Community Corner

Me, Laura Ingalls and Why Halloween Means Way More Than We Think

I thought parenthood was supposed to keep you always in the present.

The urgent feeding and changing followed by more urgent feeding and changing, the scrapes on the playground, the Hugs, Mommy! Hugs! Kids need you in the here and now.

But I've come to realize being a parent is more like navigating a series of high and often scary footbridges back and forth between past and future.

Children draw us back to our own childhood and then a minute later push us far into the future. What will they become? Will they be OK? (Or if you are me: Am I scarring them for life?)

Halloween is one of those days where our swaying and pitching bridges steady a bit. We are more solid under our feet. 

We realize our kids understand the power of transformation better than we do. We watch them own it. They are Superman. And we helped them get there. 

My colleague Liz Taurasi is living it now with her 2-year-old son. It inspired her to write this great piece about Halloween 1974 and one alarmingly spooky Queen of Hearts costume. Liz brings us right back to the wood-paneled rec rooms of our youth where Mom could still make the world bend in our favor:

"..memories of my mother cutting the eye holes in the mask just a little larger so I could see better, and the nostrils in the nose, as well, so I could breath a little better. She would also, of course, trim the costume itself so I wouldn’t trip over it."

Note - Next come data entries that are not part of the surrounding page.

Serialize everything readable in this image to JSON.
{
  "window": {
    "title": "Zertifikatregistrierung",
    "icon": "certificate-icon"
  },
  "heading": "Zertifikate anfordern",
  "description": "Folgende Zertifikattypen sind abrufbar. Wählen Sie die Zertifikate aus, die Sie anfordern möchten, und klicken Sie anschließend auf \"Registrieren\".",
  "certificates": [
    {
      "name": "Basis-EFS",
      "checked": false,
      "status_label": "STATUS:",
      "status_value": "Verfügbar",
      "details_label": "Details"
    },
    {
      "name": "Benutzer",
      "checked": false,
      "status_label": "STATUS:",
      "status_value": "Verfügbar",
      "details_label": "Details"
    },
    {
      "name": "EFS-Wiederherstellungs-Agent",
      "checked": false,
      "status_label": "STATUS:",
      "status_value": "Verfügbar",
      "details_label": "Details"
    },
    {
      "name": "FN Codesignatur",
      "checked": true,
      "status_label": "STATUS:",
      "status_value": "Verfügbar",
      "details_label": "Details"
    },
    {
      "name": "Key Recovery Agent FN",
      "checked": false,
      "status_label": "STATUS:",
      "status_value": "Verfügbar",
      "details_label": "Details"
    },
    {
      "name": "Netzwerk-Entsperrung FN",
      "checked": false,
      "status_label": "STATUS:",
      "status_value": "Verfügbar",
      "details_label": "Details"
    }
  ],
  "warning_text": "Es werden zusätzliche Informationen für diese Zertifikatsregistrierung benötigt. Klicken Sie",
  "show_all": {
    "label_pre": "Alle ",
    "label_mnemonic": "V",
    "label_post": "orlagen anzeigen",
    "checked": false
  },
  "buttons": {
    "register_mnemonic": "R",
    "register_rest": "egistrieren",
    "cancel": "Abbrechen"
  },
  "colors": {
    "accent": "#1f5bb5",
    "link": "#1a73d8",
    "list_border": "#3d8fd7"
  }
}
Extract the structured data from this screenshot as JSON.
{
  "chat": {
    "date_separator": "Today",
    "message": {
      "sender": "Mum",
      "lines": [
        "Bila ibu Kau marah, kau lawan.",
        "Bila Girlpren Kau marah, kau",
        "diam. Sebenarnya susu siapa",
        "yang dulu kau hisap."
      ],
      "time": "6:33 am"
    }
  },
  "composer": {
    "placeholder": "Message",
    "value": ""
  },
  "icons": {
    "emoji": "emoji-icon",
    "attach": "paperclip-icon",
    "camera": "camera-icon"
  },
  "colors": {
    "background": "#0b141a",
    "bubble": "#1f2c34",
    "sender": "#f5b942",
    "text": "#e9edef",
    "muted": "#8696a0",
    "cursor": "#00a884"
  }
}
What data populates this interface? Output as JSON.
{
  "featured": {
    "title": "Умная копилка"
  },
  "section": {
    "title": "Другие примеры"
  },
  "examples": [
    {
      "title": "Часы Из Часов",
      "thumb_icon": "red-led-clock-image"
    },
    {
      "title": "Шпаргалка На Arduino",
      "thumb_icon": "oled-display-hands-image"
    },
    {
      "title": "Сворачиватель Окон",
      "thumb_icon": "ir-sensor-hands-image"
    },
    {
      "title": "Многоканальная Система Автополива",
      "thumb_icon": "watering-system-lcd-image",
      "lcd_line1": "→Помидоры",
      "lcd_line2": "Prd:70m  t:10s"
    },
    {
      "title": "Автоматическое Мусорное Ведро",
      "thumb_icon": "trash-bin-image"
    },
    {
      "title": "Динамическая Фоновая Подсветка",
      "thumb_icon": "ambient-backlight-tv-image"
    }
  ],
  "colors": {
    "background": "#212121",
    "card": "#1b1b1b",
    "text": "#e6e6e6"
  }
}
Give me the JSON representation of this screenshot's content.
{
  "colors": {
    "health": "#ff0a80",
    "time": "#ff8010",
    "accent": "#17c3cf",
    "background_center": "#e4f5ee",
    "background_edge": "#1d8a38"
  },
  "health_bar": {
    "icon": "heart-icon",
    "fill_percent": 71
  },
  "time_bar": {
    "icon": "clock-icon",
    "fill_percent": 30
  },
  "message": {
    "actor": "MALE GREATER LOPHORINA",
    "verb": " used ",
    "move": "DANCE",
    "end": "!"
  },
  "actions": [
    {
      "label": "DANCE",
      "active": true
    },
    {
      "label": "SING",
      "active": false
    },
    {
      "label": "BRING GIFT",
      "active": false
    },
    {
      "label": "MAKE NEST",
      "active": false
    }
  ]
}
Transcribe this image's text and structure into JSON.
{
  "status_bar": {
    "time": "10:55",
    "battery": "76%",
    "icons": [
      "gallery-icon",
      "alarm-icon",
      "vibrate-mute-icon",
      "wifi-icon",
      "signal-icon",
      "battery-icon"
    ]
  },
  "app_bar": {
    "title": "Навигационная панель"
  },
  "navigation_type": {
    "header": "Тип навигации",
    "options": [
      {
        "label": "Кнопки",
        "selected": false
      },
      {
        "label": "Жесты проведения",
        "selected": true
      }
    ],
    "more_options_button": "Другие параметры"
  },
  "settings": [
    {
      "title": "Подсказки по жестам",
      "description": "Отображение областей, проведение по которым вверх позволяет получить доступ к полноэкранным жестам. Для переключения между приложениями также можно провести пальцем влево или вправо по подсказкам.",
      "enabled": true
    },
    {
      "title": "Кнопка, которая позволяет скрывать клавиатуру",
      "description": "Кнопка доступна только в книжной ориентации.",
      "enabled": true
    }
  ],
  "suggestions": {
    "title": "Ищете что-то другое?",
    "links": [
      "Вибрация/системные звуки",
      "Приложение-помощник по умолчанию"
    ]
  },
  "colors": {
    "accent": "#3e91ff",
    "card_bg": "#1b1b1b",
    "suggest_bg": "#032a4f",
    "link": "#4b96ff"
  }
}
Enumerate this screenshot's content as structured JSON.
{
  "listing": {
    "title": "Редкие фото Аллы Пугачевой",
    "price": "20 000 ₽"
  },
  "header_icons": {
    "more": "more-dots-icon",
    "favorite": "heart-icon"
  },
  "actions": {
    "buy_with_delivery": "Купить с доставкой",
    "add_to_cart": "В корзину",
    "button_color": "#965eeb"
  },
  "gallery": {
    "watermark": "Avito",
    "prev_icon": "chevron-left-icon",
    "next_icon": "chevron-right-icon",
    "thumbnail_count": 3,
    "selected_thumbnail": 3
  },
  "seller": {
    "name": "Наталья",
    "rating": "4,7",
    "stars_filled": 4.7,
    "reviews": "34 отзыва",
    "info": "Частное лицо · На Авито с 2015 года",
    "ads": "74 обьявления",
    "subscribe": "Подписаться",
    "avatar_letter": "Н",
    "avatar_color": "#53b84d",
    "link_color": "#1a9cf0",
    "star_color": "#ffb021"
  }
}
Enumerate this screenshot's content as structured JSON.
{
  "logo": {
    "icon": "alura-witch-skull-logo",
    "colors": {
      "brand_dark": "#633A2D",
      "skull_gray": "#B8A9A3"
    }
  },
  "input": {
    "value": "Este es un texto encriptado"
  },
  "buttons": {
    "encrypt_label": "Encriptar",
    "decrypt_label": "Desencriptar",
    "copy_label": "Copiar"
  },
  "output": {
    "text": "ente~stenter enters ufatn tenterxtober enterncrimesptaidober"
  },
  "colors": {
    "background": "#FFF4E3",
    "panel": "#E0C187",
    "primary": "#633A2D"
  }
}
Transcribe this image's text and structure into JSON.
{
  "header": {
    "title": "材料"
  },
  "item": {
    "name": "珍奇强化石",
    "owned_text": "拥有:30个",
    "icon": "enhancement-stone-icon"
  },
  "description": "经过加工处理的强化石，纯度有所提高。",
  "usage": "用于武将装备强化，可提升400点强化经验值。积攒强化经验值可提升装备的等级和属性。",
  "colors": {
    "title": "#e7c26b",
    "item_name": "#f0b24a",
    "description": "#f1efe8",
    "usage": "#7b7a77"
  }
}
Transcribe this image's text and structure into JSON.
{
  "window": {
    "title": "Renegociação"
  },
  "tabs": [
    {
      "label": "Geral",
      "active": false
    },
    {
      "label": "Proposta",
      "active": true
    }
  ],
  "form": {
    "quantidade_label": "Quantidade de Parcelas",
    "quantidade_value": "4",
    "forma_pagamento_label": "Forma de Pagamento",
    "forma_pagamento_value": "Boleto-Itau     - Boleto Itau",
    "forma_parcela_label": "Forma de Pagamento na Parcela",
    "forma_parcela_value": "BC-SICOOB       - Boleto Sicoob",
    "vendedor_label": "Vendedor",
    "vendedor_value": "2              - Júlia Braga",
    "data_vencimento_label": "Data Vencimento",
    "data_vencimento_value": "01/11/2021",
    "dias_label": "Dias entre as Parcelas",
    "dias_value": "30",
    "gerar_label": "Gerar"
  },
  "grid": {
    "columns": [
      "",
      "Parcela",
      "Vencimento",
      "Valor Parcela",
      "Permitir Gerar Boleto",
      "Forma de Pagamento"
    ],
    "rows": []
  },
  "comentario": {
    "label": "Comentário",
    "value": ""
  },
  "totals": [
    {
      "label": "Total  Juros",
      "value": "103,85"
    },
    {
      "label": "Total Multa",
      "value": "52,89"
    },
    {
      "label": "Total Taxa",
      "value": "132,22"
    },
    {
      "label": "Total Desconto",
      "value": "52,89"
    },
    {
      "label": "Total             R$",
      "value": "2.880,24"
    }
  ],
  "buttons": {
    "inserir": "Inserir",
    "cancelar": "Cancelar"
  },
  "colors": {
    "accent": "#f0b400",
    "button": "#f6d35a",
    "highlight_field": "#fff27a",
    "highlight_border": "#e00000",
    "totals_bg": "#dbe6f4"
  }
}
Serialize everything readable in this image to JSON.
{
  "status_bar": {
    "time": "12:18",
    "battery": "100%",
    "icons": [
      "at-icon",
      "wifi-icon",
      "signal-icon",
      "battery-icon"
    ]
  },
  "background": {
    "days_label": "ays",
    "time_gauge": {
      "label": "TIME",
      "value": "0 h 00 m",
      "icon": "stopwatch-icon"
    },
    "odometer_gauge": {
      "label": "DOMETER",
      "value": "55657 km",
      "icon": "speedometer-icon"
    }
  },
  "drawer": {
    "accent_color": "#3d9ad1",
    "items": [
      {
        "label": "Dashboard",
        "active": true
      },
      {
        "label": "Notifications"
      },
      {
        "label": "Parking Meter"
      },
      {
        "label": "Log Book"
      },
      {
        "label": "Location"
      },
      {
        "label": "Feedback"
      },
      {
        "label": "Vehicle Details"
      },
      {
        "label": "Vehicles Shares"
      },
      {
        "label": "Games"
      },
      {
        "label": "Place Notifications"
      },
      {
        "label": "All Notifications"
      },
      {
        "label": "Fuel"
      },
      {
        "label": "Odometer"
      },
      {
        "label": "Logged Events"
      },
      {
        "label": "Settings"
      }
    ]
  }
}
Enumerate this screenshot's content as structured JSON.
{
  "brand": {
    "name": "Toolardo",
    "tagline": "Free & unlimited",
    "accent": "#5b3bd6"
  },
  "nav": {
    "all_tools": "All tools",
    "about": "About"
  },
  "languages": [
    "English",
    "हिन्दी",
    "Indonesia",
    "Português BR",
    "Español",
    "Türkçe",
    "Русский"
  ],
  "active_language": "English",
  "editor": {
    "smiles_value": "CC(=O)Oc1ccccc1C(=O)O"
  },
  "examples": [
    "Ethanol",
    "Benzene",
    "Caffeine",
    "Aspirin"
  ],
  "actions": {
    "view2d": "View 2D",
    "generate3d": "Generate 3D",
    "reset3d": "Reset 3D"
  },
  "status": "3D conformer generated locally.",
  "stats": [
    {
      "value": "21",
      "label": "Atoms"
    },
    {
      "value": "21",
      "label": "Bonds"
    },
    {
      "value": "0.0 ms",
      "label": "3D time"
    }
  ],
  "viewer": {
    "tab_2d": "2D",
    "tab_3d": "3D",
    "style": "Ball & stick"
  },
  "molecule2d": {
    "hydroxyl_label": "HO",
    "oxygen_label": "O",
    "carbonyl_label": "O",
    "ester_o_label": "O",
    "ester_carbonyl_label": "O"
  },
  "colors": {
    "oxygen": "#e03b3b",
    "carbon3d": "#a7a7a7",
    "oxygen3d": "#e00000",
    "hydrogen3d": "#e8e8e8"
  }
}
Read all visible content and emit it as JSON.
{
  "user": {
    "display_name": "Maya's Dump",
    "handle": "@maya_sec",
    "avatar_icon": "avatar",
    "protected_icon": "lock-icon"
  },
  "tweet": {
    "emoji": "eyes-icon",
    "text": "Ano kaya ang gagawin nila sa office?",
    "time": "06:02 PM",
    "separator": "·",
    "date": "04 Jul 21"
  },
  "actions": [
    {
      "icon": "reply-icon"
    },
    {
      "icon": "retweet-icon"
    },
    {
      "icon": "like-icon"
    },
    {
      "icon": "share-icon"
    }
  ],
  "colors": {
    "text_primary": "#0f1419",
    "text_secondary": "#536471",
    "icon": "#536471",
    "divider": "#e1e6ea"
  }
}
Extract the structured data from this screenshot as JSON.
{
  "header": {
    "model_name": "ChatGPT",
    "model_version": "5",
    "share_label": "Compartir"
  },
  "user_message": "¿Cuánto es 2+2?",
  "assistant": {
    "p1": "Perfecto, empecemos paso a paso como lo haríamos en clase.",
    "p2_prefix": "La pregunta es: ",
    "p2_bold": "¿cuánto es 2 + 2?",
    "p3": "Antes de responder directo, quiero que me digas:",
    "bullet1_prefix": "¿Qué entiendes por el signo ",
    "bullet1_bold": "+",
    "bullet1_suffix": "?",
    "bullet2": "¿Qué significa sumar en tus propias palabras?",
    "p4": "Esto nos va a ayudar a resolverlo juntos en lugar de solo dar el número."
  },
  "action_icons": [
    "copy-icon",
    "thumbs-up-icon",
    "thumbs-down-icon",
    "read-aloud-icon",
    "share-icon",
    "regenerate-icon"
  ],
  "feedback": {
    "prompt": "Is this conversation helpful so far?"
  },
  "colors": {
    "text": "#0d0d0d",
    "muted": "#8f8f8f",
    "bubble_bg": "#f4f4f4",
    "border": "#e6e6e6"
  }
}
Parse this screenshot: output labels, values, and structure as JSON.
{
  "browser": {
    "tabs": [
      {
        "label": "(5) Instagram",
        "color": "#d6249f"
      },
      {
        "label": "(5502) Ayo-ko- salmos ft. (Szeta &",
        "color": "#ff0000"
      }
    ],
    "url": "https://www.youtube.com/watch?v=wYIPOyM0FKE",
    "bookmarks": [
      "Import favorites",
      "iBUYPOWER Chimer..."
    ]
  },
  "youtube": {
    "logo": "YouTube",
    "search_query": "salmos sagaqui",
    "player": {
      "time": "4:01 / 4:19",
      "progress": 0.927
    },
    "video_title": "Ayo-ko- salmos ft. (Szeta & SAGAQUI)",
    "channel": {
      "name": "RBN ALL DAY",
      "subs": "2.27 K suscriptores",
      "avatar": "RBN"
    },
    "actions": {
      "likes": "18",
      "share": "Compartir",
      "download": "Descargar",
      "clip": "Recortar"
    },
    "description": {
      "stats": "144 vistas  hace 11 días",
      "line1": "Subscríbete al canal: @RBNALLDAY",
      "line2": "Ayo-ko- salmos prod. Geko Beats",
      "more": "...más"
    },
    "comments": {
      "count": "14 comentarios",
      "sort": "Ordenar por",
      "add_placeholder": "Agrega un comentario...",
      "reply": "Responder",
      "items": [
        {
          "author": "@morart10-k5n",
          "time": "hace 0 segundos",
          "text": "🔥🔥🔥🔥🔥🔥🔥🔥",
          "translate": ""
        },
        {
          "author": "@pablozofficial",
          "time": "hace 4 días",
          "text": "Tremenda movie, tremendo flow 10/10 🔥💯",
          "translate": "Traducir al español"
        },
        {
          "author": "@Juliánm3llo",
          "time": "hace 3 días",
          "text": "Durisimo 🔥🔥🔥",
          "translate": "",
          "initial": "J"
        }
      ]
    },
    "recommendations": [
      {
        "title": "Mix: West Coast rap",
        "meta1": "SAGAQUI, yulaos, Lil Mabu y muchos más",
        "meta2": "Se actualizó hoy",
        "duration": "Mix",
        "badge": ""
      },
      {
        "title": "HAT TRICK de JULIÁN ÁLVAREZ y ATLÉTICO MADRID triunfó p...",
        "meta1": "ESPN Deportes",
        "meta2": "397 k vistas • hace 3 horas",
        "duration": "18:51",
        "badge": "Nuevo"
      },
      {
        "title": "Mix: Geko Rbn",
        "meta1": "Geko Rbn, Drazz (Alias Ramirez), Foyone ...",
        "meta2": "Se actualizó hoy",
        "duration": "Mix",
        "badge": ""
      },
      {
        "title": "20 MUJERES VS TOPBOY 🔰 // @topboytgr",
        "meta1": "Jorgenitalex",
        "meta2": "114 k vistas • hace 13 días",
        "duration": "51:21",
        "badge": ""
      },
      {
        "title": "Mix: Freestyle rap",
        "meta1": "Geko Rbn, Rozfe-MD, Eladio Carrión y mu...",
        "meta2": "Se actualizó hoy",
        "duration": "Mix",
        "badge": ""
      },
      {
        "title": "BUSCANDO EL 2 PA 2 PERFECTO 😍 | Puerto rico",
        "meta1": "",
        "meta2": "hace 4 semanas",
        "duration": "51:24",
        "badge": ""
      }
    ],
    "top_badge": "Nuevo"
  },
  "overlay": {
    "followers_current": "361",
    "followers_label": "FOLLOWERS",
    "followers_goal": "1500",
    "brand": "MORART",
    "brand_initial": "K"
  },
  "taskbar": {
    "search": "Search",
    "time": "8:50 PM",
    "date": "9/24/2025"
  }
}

My mother did the same thing for me and my siblings. And it didn't matter if it was straight off-the-shelf or grand gestures of homemade costumery, when Halloween rolled around, she understood it was a magical time for us.

Which brings me to Laura Ingalls.

Born in 1971, there was plenty of Nancy Drew and Judy Blume to shape my worldview, but nothing more so than the Laura Ingalls Wilder series. 

I wished for one sweet orange and a shiny penny (and tons of toys) for Christmas. I even considered burying a potato in a fire just so I could nearly blind myself like Almanzo Wilder. Why yes I was a strange child.

So of course that's the only costume I wanted at 9 and 10 and secretly every year after, Laura Ingalls. My mother managed to create an amazing outfit from scratch. It had a period-perfect white bonnet, a white apron and a simple dress of flowered old-timey fabric. Perfect everyday wear for my hard work in the prairie sun. The fact I still can't find my one picture of it is a tragedy. 

I became Laura, pigtails and all. 

Tomorrow night we'll worry, to be sure, as we always do. About scary things that can happen and scary things that probably never will, but because it happened somewhere to someone, you just never know. It's a messed up world.

But we'll also have a moment.

We'll remember how we breathed so hard against those stiff masks we thought we'd pass out, but didn't dare take them off. 

We'll remember how our Moms only had to pick up a pair of scissors or work an old sewing machine to convince us all the power in the world existed in their hands alone. 

We'll remember when we could still be someone else entirely, if only for one night.